The World Bank, after a more rapid than anticipated completion of the post-World War II European reconstruction for which it originally was created, almost accidentally turned under U.S. direction to financing longer-term infrastructure projects in the undeveloped world, And then, having met much of that challenge, under Robert S. McNamara it again turned to social welfare projects. There is a substantial argument that in a world of incredibly sophisticated international lending enhanced by the digital revolution, its mission is long since over.

Now Beijing comes along, proposing that it head a copycat international banking operation, which would fund infrastructure. But Beijing running a multinational financial operation for “good works” is hardly parallel to that task undertaken by the U.S. and its allies in the post-World War II world.

The Chinese are notorious for corruption in their international lending as in all their economic transactions – and ignoring such ephemeral but important concepts such as environmental concerns and credit safeguards. But at the moment Beijing faces a series of collapsing overextended binational international lending problems. Tens of billions in loans, many of them swap credits against a now deteriorating energy market, include Angola, Venezuela, Nigeria and Brazil. They will now have to be refinanced, although how is far from clear.
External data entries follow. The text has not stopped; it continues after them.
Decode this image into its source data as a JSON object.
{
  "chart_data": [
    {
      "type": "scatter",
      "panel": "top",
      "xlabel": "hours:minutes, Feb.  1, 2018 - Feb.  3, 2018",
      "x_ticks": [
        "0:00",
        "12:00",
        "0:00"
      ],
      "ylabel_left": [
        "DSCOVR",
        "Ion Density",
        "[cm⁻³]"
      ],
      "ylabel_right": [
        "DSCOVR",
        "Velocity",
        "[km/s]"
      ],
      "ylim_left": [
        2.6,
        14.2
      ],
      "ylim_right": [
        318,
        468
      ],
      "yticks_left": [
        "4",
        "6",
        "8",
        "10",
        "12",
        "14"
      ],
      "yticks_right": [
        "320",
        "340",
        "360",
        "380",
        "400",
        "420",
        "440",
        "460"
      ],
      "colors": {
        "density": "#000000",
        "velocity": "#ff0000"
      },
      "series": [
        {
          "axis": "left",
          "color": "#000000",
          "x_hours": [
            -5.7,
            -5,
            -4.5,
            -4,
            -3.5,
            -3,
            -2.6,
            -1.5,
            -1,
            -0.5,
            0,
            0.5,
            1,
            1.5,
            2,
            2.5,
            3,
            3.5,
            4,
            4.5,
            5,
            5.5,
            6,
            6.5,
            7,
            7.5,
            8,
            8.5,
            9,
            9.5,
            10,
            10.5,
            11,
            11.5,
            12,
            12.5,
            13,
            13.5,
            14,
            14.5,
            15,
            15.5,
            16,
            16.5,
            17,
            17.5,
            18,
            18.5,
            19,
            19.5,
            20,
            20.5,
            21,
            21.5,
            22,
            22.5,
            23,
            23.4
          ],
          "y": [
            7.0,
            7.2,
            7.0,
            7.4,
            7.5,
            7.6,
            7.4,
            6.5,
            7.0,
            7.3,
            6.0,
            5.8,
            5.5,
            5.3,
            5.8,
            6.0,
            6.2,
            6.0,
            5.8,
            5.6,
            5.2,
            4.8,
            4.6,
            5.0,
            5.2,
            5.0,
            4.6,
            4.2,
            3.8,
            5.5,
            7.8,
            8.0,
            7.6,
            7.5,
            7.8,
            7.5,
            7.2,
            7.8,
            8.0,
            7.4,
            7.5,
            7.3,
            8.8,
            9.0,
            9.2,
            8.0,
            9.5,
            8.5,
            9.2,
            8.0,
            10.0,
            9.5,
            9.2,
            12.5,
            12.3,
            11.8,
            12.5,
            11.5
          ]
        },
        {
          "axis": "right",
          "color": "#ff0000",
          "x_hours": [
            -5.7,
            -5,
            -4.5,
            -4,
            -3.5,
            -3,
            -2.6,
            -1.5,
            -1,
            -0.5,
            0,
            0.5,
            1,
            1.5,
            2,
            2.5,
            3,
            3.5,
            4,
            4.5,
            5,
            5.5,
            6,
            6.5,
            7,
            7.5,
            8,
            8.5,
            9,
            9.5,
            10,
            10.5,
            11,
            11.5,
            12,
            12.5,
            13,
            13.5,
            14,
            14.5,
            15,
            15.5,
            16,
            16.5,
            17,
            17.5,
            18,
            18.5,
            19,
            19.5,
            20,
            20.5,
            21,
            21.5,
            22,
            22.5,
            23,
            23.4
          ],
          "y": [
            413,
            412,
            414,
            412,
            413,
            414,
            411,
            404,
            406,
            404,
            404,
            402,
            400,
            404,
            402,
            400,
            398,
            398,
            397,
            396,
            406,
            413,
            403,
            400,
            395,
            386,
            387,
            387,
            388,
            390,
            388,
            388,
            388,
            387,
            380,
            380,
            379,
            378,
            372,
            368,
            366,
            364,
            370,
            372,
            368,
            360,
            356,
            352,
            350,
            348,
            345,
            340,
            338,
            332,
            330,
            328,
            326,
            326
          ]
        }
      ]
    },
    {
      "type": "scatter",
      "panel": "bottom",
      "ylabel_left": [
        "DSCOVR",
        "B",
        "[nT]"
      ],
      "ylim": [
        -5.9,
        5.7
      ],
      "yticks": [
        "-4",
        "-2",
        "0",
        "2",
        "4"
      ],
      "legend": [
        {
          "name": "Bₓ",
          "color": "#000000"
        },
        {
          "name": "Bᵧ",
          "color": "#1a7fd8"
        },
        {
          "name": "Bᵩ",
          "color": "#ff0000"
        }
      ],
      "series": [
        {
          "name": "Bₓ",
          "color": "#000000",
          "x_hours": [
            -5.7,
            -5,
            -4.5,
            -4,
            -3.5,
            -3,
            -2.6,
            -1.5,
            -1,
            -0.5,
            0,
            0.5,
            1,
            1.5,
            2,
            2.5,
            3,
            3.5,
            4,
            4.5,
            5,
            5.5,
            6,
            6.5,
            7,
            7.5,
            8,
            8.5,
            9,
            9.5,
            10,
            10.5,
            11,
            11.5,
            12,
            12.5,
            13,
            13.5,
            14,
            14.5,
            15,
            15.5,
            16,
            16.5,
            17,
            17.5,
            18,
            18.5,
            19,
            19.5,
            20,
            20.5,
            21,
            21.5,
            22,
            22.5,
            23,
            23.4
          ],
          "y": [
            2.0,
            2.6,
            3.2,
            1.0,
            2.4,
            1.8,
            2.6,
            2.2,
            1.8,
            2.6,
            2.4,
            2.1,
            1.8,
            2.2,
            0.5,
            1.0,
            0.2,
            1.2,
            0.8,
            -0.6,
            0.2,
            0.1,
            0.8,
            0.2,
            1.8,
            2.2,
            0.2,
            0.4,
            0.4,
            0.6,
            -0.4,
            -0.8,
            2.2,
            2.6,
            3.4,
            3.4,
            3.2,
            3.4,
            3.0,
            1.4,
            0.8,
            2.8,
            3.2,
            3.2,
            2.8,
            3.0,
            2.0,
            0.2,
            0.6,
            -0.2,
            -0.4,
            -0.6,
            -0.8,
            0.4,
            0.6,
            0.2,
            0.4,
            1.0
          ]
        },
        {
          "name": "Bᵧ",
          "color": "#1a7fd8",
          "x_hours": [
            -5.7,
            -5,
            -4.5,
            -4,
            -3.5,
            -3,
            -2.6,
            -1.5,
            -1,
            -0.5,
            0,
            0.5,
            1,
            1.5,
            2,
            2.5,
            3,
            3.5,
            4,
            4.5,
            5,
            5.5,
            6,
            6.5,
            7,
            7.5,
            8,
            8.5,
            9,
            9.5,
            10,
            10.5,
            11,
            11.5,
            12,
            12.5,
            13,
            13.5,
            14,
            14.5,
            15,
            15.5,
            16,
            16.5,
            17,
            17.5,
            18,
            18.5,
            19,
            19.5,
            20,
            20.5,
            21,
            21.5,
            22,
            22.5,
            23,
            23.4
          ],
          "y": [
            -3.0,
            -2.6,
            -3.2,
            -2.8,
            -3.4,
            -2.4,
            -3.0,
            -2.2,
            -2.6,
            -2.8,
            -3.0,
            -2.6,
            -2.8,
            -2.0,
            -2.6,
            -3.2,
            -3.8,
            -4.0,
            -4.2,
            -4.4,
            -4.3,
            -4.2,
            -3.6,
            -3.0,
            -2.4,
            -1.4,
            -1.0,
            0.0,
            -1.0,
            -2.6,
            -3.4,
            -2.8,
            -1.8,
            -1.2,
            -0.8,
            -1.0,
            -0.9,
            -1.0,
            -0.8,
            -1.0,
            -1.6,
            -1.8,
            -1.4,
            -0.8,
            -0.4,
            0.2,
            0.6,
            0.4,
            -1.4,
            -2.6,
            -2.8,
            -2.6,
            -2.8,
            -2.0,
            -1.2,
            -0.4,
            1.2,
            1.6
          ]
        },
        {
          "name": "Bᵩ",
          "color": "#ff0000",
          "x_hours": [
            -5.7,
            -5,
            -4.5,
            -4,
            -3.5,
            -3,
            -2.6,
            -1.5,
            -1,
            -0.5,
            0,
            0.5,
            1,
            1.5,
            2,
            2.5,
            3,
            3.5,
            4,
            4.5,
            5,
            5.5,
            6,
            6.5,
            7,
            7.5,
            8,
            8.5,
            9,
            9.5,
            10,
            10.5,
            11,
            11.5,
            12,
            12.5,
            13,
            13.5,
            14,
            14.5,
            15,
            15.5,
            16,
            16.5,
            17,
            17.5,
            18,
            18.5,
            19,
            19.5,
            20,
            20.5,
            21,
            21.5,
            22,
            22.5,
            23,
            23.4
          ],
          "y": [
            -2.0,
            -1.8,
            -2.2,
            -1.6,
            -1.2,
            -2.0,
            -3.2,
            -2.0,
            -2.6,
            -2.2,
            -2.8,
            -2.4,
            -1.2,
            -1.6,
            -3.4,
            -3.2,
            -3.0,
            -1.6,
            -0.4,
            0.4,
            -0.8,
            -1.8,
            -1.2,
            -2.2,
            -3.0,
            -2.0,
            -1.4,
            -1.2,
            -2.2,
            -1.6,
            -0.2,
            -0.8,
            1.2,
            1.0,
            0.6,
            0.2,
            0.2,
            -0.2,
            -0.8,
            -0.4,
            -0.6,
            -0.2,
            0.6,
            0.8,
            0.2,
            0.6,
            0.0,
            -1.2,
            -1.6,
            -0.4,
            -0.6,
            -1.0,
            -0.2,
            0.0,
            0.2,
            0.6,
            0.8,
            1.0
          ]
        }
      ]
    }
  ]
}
In the face of Beijing’s growing overseas debt, foreign banks have begun demanding collateral even for loans to its highly favored huge state corporations, apparently preparing for a rise in defaults in the world’s second-largest economy. This is all overhung with an economy growing at its slowest pace since its dramatic opening to foreign capital and technology, and with an unknown downward trend which Beijing is desperately trying to disguise.

If the Chinese were successful with their new venture calling for a new international infrastructure bank under their direction, it would be an operation in reality to refund Beijing’s failing overseas lending and another attempt to boost its highly subsidized exports, already wrenching the world economy out of shape but faced with rapidly rising costs and intense competition from other low wage producers. That there are willing partners in this situation for such an obvious strategy among its trading partners goes back to the continued wishful thinking about the Chinese economy.

The Obama Administration, increasingly notorious for its foreign policy gaffes, opposed the new Chinese bank. But its campaign of opposition to the participation of its allies has, for the moment at least, collapsed.

The lure of the Chinese growth mirage has been just too powerful even for London, with its famous City expertise notwithstanding, not to succumb. And it remains to be seen whether such already hard-pressed economies such as Australia’s – ironically suffering from that precise downturn in commodities prices, its principal exports, brought on by the drop in speculation on Chinese continued high growth rates.

Underlying all these decisions is the incredible Chinese lack of transparency and outright counterfeiting of its statistics. There is no end to what we don’t really know about the Chinese economy, whether shadow-bank lending, local-government financing, intra-local-government borrowing, unfunded pension and health-care liabilities. household finances, etc. There is considerable doubt that even the most studious and independent economic observers in and out of the Chinese government know themselves.

What we do know is that in all these issue, debt has been rising at a phenomenal rate. That means, as Michael Pettis, a finance professor at Peking University, has warned: “The problem in China is not the stock of foreign debt but the commitment to a growth model that requires an unsustainable rise in debt simply to keep the engine running.”